The third girl stepped out of the shadows, carefully snapping an arrow back into her hip quiver. She had dark hair pulled into a messy ponytail and a terrified, wide-eyed stare. "Charlee Thorne," she said, her voice shaking slightly.

Daniel finally caught his breath, pushing himself off the floor. He winced as his knee flared with pain, forcing himself to stand at his full height to project a masculine authority he had completely lost.

"We had it under control," Daniel lied, his voice low. "But we appreciate the assist. You girls handle those well. Military?"

Stacey let out a short, cynical laugh that sounded like a sob. "Military? We're the Georgia Southern archery team. Or... we were. We were literally on our way to a competition in Atlanta when this whole thing happened."

She rubbed her eyes, looking between Daniel and Aaron. "Where the hell are y'all even heading out here making that kind of noise?"

"We're looking for transport," Aaron answered smoothly, taking over the conversation. "We have a group pinned down a few blocks from here. We need a vehicle big enough to extract them."

"Yeah, well, we didn't have much of a plan either," Stacey admitted, her shoulders slumping. "Our coaches, the rest of the team... they got torn apart at the hotel when the sirens started. It's just the three of us left. We were just running blind until we ran into him on Abercorn."

She gestured with her thumb toward the young man who had fought beside Aaron. "He said he knows where the military extraction base is, so we're tagging along with him."

The young man turned around, resting his heavy pipe wrench against his leg.

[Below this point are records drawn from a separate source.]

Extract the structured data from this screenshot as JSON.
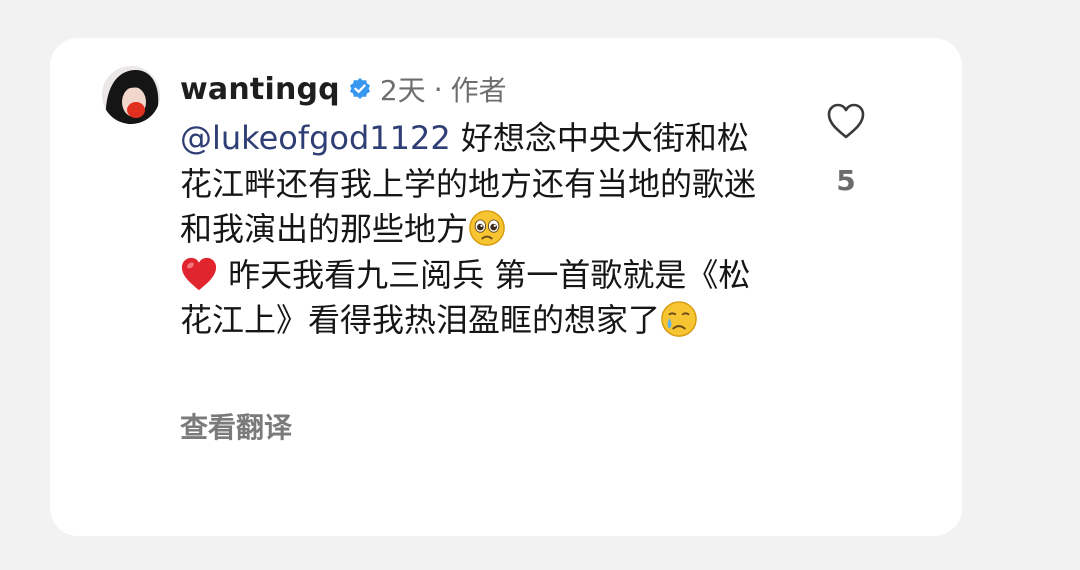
{
  "comment": {
    "username": "wantingq",
    "time": "2天",
    "separator": "·",
    "role": "作者",
    "mention": "@lukeofgod1122",
    "text_part1": " 好想念中央大街和松花江畔还有我上学的地方还有当地的歌迷和我演出的那些地方",
    "text_part2": " 昨天我看九三阅兵 第一首歌就是《松花江上》看得我热泪盈眶的想家了",
    "translate_label": "查看翻译",
    "like_count": "5"
  },
  "icons": {
    "verified": "verified-badge-icon",
    "pleading_emoji": "pleading-face-emoji",
    "heart_emoji": "red-heart-emoji",
    "crying_emoji": "crying-face-emoji",
    "like": "heart-outline-icon"
  },
  "colors": {
    "verified_blue": "#3897f0",
    "mention": "#2f3e74",
    "heart_red": "#e0252f"
  }
}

He reached up, unclipping the thick rubber straps of the dual-cartridge respirator, and pulled the heavy mask off his face. He let it hang around his neck, exhaling a long, exhausted breath.

He was mixed-race, maybe twenty-four years old, his sandy brown hair matted to his forehead with sweat and grey ash. He wasn't a soldier. He looked like an ordinary college kid who had been dragged through absolute hell and somehow survived by the skin of his teeth. His face was pale, his features sharp, his eyes lined with bone-deep exhaustion.

He shook his head, offering a tired, genuine smile to the three girls. "Tagging along? You three saved my ass back there."

He turned his attention to Daniel and Aaron, wiping a smear of soot from his forehead, and extended a hand.

"I'm Justin," he said quietly, his voice calm and steady. "Justin Leesburg."